Перестали вдруг солдатам положенное жалованье выплачивать. Месяц не платят, другой, третий. Рядовые поговаривали меж собой, что это их командир внутренней стражи, подпоручик Иван Прокопьевич Смешилов солдатские копейки прикарманивает. Зароптали служивые. Ни тебе табаку прикупить, ни чарку в штофной винной лавочке по случаю пропустить. Рухнула у гарнизонных солдат и твёрдая уверенность, что в случае боевого увечья им выдадут на вспоможение деньги из армейской казны. Ибо ведает ими тот же командир. Опасаться стали, что и в случае их гибели семьи рядовых обойдут законным денежным пособием. А как недовольство накопилось, так дело и замутилось. Началось брожение, и пошло движение. Сговорились солдатики, что во время очередного построения потребуют выплаты положенного. Клялись быть заодно и перед командирским гневом не пасовать. Стали решать, кто от их лица осмелится предъявить претензию подпоручику. Остановились на Бекетове. Стали просить Тихона:

– Ты солдат опытный. Всё знаешь и умеешь. Тебя командир уважает, даже по изотчеству навеличивает. Побей за нас челом, а мы уж поддержим. Как один стоять за правду будем.

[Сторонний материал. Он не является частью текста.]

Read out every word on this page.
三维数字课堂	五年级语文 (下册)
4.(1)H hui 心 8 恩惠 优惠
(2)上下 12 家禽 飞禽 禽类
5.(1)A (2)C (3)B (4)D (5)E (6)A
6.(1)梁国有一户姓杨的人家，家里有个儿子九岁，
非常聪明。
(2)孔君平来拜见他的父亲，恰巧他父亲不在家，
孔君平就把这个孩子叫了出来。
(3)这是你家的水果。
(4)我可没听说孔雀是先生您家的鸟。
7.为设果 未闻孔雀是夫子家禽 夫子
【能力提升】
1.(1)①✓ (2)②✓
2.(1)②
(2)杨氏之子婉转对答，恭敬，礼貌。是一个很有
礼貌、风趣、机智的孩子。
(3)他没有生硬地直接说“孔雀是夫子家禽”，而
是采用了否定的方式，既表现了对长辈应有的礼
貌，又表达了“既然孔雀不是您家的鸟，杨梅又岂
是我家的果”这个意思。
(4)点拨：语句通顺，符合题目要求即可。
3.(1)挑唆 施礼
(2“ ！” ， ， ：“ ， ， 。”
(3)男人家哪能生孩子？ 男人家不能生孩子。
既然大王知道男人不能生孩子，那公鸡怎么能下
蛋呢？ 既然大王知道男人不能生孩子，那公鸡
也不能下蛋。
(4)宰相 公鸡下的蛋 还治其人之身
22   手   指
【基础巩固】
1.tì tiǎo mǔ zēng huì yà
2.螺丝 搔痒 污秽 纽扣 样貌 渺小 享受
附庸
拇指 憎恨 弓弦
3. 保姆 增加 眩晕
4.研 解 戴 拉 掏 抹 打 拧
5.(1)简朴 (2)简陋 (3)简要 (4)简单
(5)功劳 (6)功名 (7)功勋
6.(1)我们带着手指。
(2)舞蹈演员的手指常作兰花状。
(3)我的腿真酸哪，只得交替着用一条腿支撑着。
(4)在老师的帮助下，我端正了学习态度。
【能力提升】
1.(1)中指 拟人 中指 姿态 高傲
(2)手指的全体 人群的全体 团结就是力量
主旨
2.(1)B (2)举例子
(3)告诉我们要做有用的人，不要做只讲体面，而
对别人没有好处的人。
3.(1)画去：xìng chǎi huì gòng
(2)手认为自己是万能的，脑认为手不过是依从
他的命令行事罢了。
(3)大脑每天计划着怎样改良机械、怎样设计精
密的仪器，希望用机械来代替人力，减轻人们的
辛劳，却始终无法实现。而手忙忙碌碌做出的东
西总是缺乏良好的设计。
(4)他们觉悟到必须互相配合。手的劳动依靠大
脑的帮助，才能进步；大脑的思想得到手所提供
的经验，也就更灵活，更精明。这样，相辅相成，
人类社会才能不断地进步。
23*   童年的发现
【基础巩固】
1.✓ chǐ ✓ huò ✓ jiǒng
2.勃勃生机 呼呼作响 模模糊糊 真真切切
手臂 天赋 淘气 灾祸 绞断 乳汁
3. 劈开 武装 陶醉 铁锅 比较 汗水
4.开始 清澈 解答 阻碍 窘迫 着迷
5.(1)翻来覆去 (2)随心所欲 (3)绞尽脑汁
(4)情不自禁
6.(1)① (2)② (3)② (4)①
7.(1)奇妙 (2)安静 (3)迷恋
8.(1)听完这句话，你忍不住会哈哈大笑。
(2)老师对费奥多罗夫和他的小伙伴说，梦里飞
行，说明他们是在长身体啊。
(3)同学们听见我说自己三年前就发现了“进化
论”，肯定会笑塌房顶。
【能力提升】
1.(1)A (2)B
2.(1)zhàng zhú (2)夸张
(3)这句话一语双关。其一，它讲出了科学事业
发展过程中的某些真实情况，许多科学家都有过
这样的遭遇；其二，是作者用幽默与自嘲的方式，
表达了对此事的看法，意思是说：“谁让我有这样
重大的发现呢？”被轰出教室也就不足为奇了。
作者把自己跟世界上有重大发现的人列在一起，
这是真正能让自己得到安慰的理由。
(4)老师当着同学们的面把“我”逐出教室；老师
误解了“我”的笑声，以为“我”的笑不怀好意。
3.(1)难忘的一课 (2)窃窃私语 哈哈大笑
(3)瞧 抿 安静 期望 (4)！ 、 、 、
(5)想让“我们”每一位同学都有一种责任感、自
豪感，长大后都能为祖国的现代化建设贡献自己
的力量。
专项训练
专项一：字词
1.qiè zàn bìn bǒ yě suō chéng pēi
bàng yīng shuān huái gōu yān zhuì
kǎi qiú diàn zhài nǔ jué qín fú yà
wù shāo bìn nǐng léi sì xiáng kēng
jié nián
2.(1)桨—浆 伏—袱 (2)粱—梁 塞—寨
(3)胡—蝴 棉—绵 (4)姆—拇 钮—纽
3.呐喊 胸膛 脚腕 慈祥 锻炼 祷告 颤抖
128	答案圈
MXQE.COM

Согласился Тихон. На следующий день на утреннем построении обер-офицер Смешилов медленно проходил по плацу вдоль шеренги. Загнутый вниз, как клюв стервятника, хрящеватый нос подпоручика вынюхивал нарушителя. Строг командир. Круглые янтарные глаза цеплялись за любой непорядок в обмундировании «инвалидов». Но всё было в должном виде. Груди в тёмно-зелёных мундирах браво выпячены вперёд. На них ярко блистают медные пуговицы. Чёрные кивера – все в ровную линию. Сапоги с крагами начищены до блеска. Не придерёшься…

Тонкие, язвительные губы Смешилова растягиваются в довольную, милостивую улыбку:

– Здравствуйте, молодцы! Всем ли довольны?

Обводит круглыми немигающими глазами лица рядовых, ожидая, когда один из них гаркнет привычное:

– Так точно, ваш бродь! Службу знаем, жалоб не имеем.

Но в ответ тягучая тишина. Напряжённое молчание длится с минуту и неожиданно чей-то дерзкий выкрик взрывает его:

– Никак нет, ваш бродь! Недовольны. Отдайте жалованье.

– Что-о-о?! Кто посмел кричать о деньгах? – гневно сдвигает клокастые брови обер-офицер и отрывисто командует: – Недовольные, выйти из строя!

И вонзает ястребиный взор в каменно молчащую, неподвижную шеренгу солдат. Столкнувшись с гневным взглядом командира, солдаты тушуются и опускают головы. Но вдруг из строя решительно делает шаг вперёд один из лучших солдат инвалидной команды Тихон Бекетов. Он один безбоязненно смотрит в глаза обер-офицера. И тут подпоручик замечает, как восемьдесят повинно опущенных солдатских голов вновь поднимаются. У Смешилова на мгновенье спирает дыхание. Он придушенно шипит:

– Разойтись по означенным местам!

– Никак нет! – отчеканил отказник. – Пока деньги не будут выданы, свои должности чинить не станем.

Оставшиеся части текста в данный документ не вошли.